Regionali, D'Alema: "Serve l'Udc per vincere"

di Vito Ferri
BARI - Vendola sì, Vendola no? E' toccato a D'Alema sbrogliare la complicatissima matassa della scelta del candidato alle regionali pugliesi con un prologo che lascia davvero pochi dubbi sulle sue intenzioni. "Abbiamo dato mandato al segretario regionale, Sergio Blasi, - ha detto D'Alema durante il suo discorso all'assemblea regionale del Pd - perchè riprenda il dialogo con le forze politiche con le quali riteniamo di voler governare la Puglia. Naturalmente bisognerà discutere con tutti i partiti - ha aggiunto D'Alema - facendo riferimento in particolare all'Udc e all'Italia dei Valori che in Puglia hanno dichiarato di non voler sostenere la ricandidatura di Vendola".

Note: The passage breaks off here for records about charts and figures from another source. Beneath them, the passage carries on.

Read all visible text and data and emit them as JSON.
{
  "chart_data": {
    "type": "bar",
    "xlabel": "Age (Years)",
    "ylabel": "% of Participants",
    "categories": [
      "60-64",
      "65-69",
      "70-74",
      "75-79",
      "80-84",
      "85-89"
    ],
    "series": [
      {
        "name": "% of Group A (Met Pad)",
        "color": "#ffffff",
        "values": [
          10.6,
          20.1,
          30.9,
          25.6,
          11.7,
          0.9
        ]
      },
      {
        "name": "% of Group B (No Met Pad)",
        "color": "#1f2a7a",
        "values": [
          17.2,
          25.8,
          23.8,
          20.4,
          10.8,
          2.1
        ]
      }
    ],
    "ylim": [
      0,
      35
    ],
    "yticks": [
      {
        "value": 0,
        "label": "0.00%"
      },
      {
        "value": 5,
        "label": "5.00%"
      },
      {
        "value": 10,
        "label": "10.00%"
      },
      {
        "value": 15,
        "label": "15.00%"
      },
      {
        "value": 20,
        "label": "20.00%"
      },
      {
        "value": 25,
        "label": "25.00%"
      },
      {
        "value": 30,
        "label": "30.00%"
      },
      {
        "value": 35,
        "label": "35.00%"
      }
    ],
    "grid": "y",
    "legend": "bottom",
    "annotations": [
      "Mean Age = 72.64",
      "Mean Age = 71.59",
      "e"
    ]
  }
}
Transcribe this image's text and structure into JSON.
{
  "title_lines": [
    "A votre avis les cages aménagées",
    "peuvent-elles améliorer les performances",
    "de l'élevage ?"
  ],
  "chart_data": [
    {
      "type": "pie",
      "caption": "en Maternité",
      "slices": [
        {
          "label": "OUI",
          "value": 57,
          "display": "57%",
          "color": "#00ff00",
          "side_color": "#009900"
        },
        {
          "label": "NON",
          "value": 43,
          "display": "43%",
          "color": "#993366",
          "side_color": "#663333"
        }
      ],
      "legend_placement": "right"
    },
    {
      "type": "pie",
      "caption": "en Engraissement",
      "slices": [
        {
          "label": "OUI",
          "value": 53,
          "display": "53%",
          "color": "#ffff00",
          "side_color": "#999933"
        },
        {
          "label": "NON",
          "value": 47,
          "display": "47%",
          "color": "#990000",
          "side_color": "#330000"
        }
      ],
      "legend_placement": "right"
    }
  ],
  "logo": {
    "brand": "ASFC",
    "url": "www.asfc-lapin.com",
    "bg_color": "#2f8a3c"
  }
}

D'Alema non ha nonostante ciò nascosto le difficoltà del momento e ha dichiarato ai giornalisti alla fine del suo discorso: "Per noi Vendola è il presidente ieri, oggi e domani", pur tuttavia rimproverandogli di di non aver guidato direttamente il dialogo programmatico per allargare l'alleanza di centro-sinistra prima ancora di porre la sua candidatura.

L'esponente del Pd ha fatto inoltre riferimento con ambasce al pericolo che in Puglia si ricostituisca un blocco moderato intorno ad un'alleanza tra il Pdl di Raffaele Fitto e l'Udc, ricordando alla platea del suo partito che le elezioni pugliesi devono tener conto del quadro nazionale. "Nel Paese si aggrava una crisi democratica - ha sottolineato D'Alema - che si accavalla a una questione sociale. La maggioranza vive contraddizioni profonde e la tentazione del suo leader di un appello al popolo è fortissima. Berlusconi vorrà fare delle regionali un referendum sul destino politico del Paese. Il berlusconismo è in crisi ma è arrogantemente proteso a sfidare il Paese a partire dalla sua stessa maggioranza, per questo serve un'alleanza con un insieme di forze politiche e della società civile".

L'obiettivo pertanto resta chiaro ed è quello di costruire anche in Puglia un'alleanza meridionalista allargata al partito di Pier Ferdinando Casini che sappia riaprire il dialogo con il movimento di Di Pietro. Con o senza Vendola. Altrimenti saran davvero tempi bui per il Pd pugliese.